Questionnaire data at visit 3 were not obtained in the majority of the families who discontinued early, and this is a clear limitation, as we would expect these families to have reported a higher amount of stress compared with families who actually completed the study. This might explain the smaller difference in questionnaire data in the per-protocol analysis. Furthermore, the questionnaires regarding child QoL [18] and sleep [20] used were not validated for children down to the age of 4 years, and hence, interpretation should be made cautiously.

The intervention period could have been longer to enable investigation of long-term effects. However, the intervention period was chosen considering well-being of the participants. Also, there might be a possible selection bias in the enrollment, as all families participating were actively seeking help for NE.

This study investigates only children with a prior use of APP, and hence results, especially secondary outcomes, cannot be extrapolated to children who do not use APP or similar to cope with NE.

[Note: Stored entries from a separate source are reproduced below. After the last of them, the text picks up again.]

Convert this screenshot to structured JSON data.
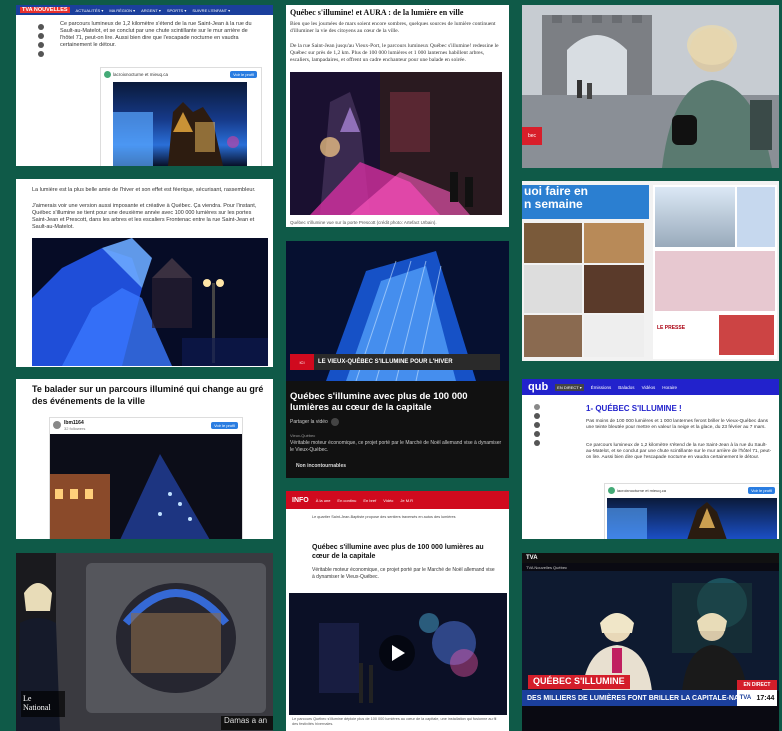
{
  "t1": {
    "brand": "TVA NOUVELLES",
    "nav": [
      "ACTUALITÉS ▾",
      "MA RÉGION ▾",
      "ARGENT ▾",
      "SPORTS ▾",
      "SUIVRE L'ENFANT ▾"
    ],
    "body": "Ce parcours lumineux de 1,2 kilomètre s'étend de la rue Saint-Jean à la rue du Sault-au-Matelot, et se conclut par une chute scintillante sur le mur arrière de l'hôtel 71, peut-on lire. Aussi bien dire que l'escapade nocturne en vaudra certainement le détour.",
    "acct": "lacroixnocturne et mieuq.ca",
    "follow": "Voir le profil"
  },
  "t2": {
    "title": "Québec s'illumine! et AURA : de la lumière en ville",
    "p1": "Bien que les journées de mars soient encore sombres, quelques sources de lumière continuent d'illuminer la vie des citoyens au cœur de la ville.",
    "p2": "De la rue Saint-Jean jusqu'au Vieux-Port, le parcours lumineux Québec s'illumine! redessine le Québec sur près de 1,2 km. Plus de 100 000 lumières et 1 000 lanternes habillent arbres, escaliers, lampadaires, et offrent un cadre enchanteur pour une balade en soirée.",
    "caption": "Québec s'illumine vue sur la porte Prescott (crédit photo: Artefact Urbain)."
  },
  "t4": {
    "p1": "La lumière est la plus belle amie de l'hiver et son effet est féerique, sécurisant, rassembleur.",
    "p2": "J'aimerais voir une version aussi imposante et créative à Québec. Ça viendra. Pour l'instant, Québec s'illumine se tient pour une deuxième année avec 100 000 lumières sur les portes Saint-Jean et Prescott, dans les arbres et les escaliers Frontenac entre la rue Saint-Jean et Sault-au-Matelot."
  },
  "t5": {
    "banner": "LE VIEUX-QUÉBEC S'ILLUMINE POUR L'HIVER",
    "title": "Québec s'illumine avec plus de 100 000 lumières au cœur de la capitale",
    "share": "Partager la vidéo",
    "meta": "Vieux-Québec",
    "body": "Véritable moteur économique, ce projet porté par le Marché de Noël allemand vise à dynamiser le Vieux-Québec.",
    "more": "Non incontournables"
  },
  "t6": {
    "headline": "uoi faire en\nn semaine",
    "brand": "LE PRESSE"
  },
  "t7": {
    "title": "Te balader sur un parcours illuminé qui change au gré des événements de la ville",
    "acct": "lbm1164",
    "followers": "32 followers",
    "follow": "Voir le profil"
  },
  "t8": {
    "brand": "qub",
    "nav": [
      "EN DIRECT ▾",
      "Émissions",
      "Balados",
      "Vidéos",
      "Horaire"
    ],
    "title": "1- QUÉBEC S'ILLUMINE !",
    "p1": "Pas moins de 100 000 lumières et 1 000 lanternes feront briller le Vieux-Québec dans une teinte bleutée pour mettre en valeur la neige et la glace, du 23 février au 7 mars.",
    "p2": "Ce parcours lumineux de 1,2 kilomètre s'étend de la rue Saint-Jean à la rue du Sault-au-Matelot, et se conclut par une chute scintillante sur le mur arrière de l'hôtel 71, peut-on lire. Aussi bien dire que l'escapade nocturne en vaudra certainement le détour.",
    "acct": "lacroixnocturne et mieuq.ca",
    "follow": "Voir le profil"
  },
  "t9": {
    "logo_line1": "Le",
    "logo_line2": "National",
    "ticker": "Damas a an"
  },
  "t10": {
    "brand": "INFO",
    "nav": [
      "À la une",
      "En continu",
      "En bref",
      "Vidéo",
      "Je M.R"
    ],
    "toptext": "Le quartier Saint-Jean-Baptiste propose des sentiers traversés en autos des lumières",
    "title": "Québec s'illumine avec plus de 100 000 lumières au cœur de la capitale",
    "body": "Véritable moteur économique, ce projet porté par le Marché de Noël allemand vise à dynamiser le Vieux-Québec.",
    "caption": "Le parcours Québec s'illumine déploie plus de 100 000 lumières au cœur de la capitale, une installation qui fusionne au fil des festivités hivernales."
  },
  "t11": {
    "brand": "TVA",
    "label": "TVA Nouvelles Québec",
    "lower_title": "QUÉBEC S'ILLUMINE",
    "lower_sub": "DES MILLIERS DE LUMIÈRES FONT BRILLER LA CAPITALE-NATIONALE",
    "live": "EN DIRECT",
    "station": "TVA",
    "time": "17:44"
  },
  "colors": {
    "background": "#0f5a48",
    "tva_blue": "#1b3f9c",
    "qub_blue": "#2222cc",
    "ici_red": "#d00a1e"
  }
}
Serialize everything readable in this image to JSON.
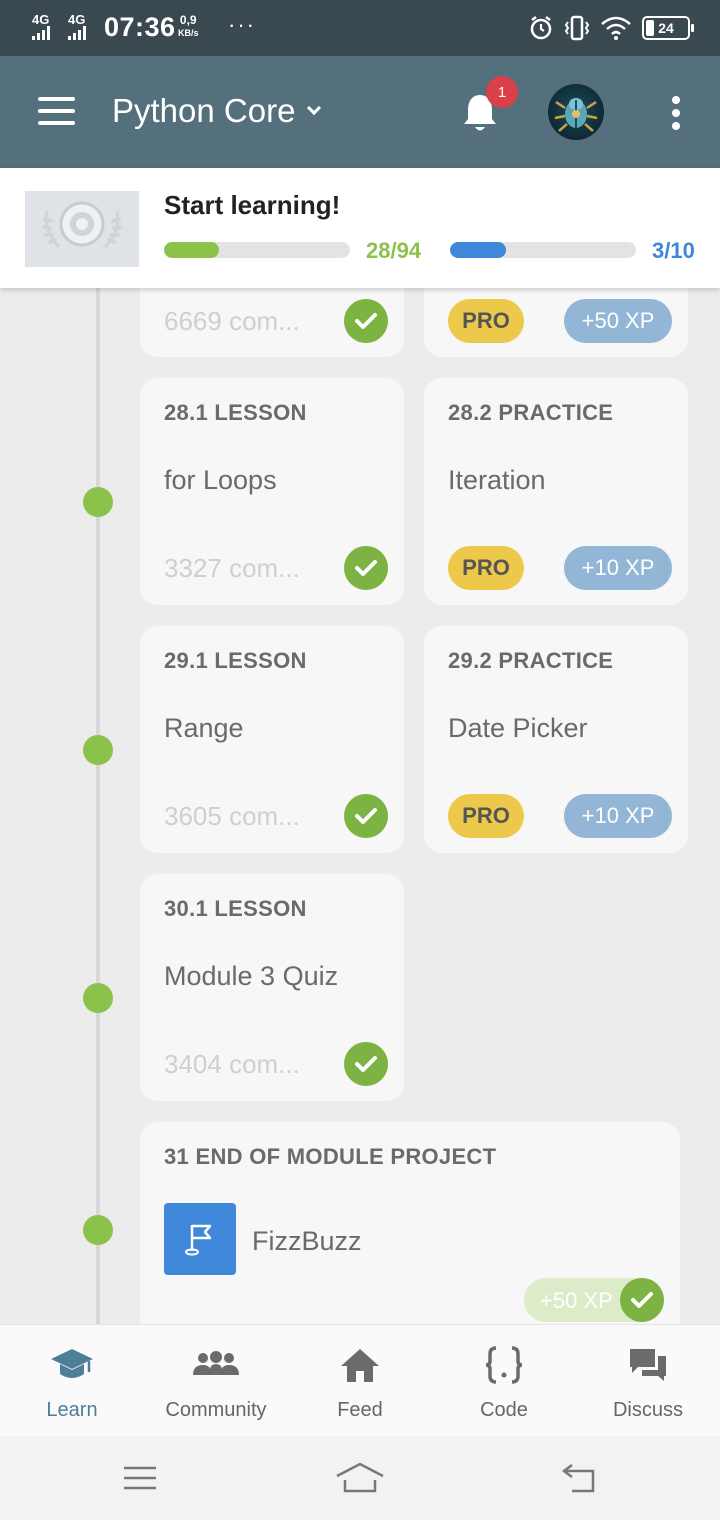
{
  "status_bar": {
    "network_1": "4G",
    "network_2": "4G",
    "time": "07:36",
    "speed_value": "0,9",
    "speed_unit": "KB/s",
    "more": "···",
    "battery": "24"
  },
  "app_bar": {
    "course_title": "Python Core",
    "notification_count": "1"
  },
  "progress": {
    "title": "Start learning!",
    "lessons_label": "28/94",
    "lessons_fraction": 0.298,
    "modules_label": "3/10",
    "modules_fraction": 0.3,
    "lessons_color": "#8bc34a",
    "modules_color": "#3f87d9"
  },
  "top_partial": {
    "comments": "6669 com...",
    "pro_label": "PRO",
    "xp_label": "+50 XP"
  },
  "rows": [
    {
      "lesson": {
        "kicker": "28.1 LESSON",
        "title": "for Loops",
        "comments": "3327 com..."
      },
      "practice": {
        "kicker": "28.2 PRACTICE",
        "title": "Iteration",
        "pro": "PRO",
        "xp": "+10 XP"
      }
    },
    {
      "lesson": {
        "kicker": "29.1 LESSON",
        "title": "Range",
        "comments": "3605 com..."
      },
      "practice": {
        "kicker": "29.2 PRACTICE",
        "title": "Date Picker",
        "pro": "PRO",
        "xp": "+10 XP"
      }
    },
    {
      "lesson": {
        "kicker": "30.1 LESSON",
        "title": "Module 3 Quiz",
        "comments": "3404 com..."
      }
    }
  ],
  "project": {
    "kicker": "31 END OF MODULE PROJECT",
    "title": "FizzBuzz",
    "xp": "+50 XP"
  },
  "bottom_nav": [
    {
      "label": "Learn",
      "icon": "graduation-cap-icon",
      "active": true
    },
    {
      "label": "Community",
      "icon": "people-icon",
      "active": false
    },
    {
      "label": "Feed",
      "icon": "home-icon",
      "active": false
    },
    {
      "label": "Code",
      "icon": "braces-icon",
      "active": false
    },
    {
      "label": "Discuss",
      "icon": "chat-bubbles-icon",
      "active": false
    }
  ],
  "colors": {
    "status_bar": "#3a4850",
    "app_bar": "#54707d",
    "check_green": "#7cb342",
    "pro_yellow": "#ecc94b",
    "xp_blue": "#93b5d6",
    "active_nav": "#4e7f98"
  }
}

The mean ages of the children in this study were 5.6 and 5.4 years of age, in the no-pants and pants groups, respectively. We might speculate that the response rates may be different in older age groups, as maturity and developmental stage could potentially influence the response.

Generalizability

As several study centers were spread across Europe, we argue that our findings have a high external validity, and generalization to other children in countries with similar healthcare systems and toileting culture seems appropriate, in children with severe NE.

Conclusion

While statistically significant, the clinical relevance of the modest symptom amelioration achieved by discontinuation is limited, and the decision to attempt the intervention must be based on family motivation. During prolonged (4–8 weeks) discontinuation, unmanaged NE was reported by the families to lower the sleep quality and QoL of caregivers and their children. We propose attempting a 2-week period without APP, continuing if response is obtained. If no response is seen in the families who have used APP prior to the intervention, it is advisable to reinitiate APP use to restore sleep quality and QoL in children and caregivers.